L’opera è un perfetto connubio tra realtà e finzione. Come hai lavorato su questo aspetto? 

Tutto, nel film, è il risultato di un dialogo ininterrotto tra realtà e finzione. A partire dalla scrittura. La sceneggiatura è infatti frutto di un balzo in avanti rispetto alla storia vera. E la messa in scena è il frutto dell’incontro tra il copione e l’autenticità dei sentimenti e del vissuto degli interpreti. Parlando degli attori non professionisti, sia Basir Ahang che Dawood Yousefi hanno basato il loro lavoro sulla memoria fisica ed emotiva dei sentimenti che vengono raccontati nel film, perché ciascuno vedeva rispecchiata la propria storia e quella della propria generazione. Per inventare un mondo in cui tutto è coerente, il lavoro che devi fare è molto delicato. Da un lato, nel film non c’è un approccio “naturalistico” e noi non possiamo dire che Basir e Dawood interpretano sé stessi. Infatti prima di andare sul set abbiamo fatto prove e training per molti mesi, perché ognuno si è dovuto impossessare del modo di pensare del personaggio che non corrisponde al proprio. Dall’altro, chi è attore professionista si deve accordare come uno strumento musicale con il lavoro degli attori non professionisti. E questo è stato anche il lavoro dell’attrice croata Tihana Lazovic. Poi ci sono le scene girate in Iran con la popolazione hazara: ciascuna delle persone che ha partecipato alle riprese ha vissuto, nella propria vita, gli episodi messi in scena nel film.

In Sembra mio figlio, la madre è una protagonista invisibile ma costantemente presente. 

La madre di Ismail è condannata all’invisibilità dalla propria condizione esistenziale, materiale e sociale. Il figlio maschio sopravvissuto ci porta da lei. È lui il ponte che noi spettatori dobbiamo attraversare per andare nel territorio inesplorato dove si trova la madre. Il racconto è infatti un viaggio verso ciò che è nascosto, e la madre di Ismail, come tutte le madri, fa parte di questo mondo inaccessibile, privo persino del diritto ad essere rappresentato.

L’opera parte da una vicenda personale ma arriva a parlare del popolo hazara e del fenomeno migratorio. Lo consideri un film socio-politico? 

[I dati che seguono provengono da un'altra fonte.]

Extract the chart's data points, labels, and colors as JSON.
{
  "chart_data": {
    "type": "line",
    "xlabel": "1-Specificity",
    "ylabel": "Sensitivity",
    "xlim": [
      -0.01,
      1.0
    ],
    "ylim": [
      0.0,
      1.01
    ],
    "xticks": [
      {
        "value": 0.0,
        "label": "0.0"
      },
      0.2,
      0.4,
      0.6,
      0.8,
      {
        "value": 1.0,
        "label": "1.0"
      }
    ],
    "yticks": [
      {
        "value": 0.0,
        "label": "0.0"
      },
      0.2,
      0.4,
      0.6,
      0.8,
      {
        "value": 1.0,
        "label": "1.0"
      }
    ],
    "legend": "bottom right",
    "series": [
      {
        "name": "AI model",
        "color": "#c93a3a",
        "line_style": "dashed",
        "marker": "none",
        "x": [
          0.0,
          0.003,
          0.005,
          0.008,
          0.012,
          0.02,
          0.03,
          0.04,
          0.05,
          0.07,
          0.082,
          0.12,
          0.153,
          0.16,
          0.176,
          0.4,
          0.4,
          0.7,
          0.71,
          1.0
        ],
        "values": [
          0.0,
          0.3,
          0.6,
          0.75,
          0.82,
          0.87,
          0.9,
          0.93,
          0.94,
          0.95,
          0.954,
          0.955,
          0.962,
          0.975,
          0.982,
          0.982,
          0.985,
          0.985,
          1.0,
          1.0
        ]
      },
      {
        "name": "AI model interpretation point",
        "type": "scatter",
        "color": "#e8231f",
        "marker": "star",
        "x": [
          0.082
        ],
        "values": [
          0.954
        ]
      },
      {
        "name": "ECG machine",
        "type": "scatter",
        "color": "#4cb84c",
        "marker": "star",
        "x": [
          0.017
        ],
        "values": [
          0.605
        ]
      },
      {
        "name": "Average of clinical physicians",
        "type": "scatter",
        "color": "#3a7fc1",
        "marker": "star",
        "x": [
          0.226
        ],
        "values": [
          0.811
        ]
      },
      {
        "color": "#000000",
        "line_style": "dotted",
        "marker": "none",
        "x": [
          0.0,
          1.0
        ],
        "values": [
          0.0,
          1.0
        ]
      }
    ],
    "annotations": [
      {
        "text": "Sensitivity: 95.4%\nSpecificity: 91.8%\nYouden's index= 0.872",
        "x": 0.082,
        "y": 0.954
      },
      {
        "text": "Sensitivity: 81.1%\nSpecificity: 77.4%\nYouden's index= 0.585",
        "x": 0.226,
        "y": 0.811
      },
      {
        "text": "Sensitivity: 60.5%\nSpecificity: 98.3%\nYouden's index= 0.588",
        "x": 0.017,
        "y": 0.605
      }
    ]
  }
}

Penso che ogni film può essere definito politico nel momento in cui esprime un punto di vista sul mondo. E il mio film sicuramente è un racconto che muove dal presupposto che apparteniamo tutti al genere umano e che ciascuno di noi ha gli stessi bisogni. Questo è certamente l’espressione di un punto di vista sul mondo. Personalmente direi che è un film di sentimenti.

Sembra mio figlio pone molte domande ma dà poche risposte. 

Il film sceglie di non dare risposte là dove la vita ci pone di fronte a domande prive di risposte. È una scelta connaturata alla storia che racconto. Avendo scelto di raccontare la vita di una persona nel solco delle domande più importanti dell’esistenza, dare le risposte sarebbe stato un tradimento.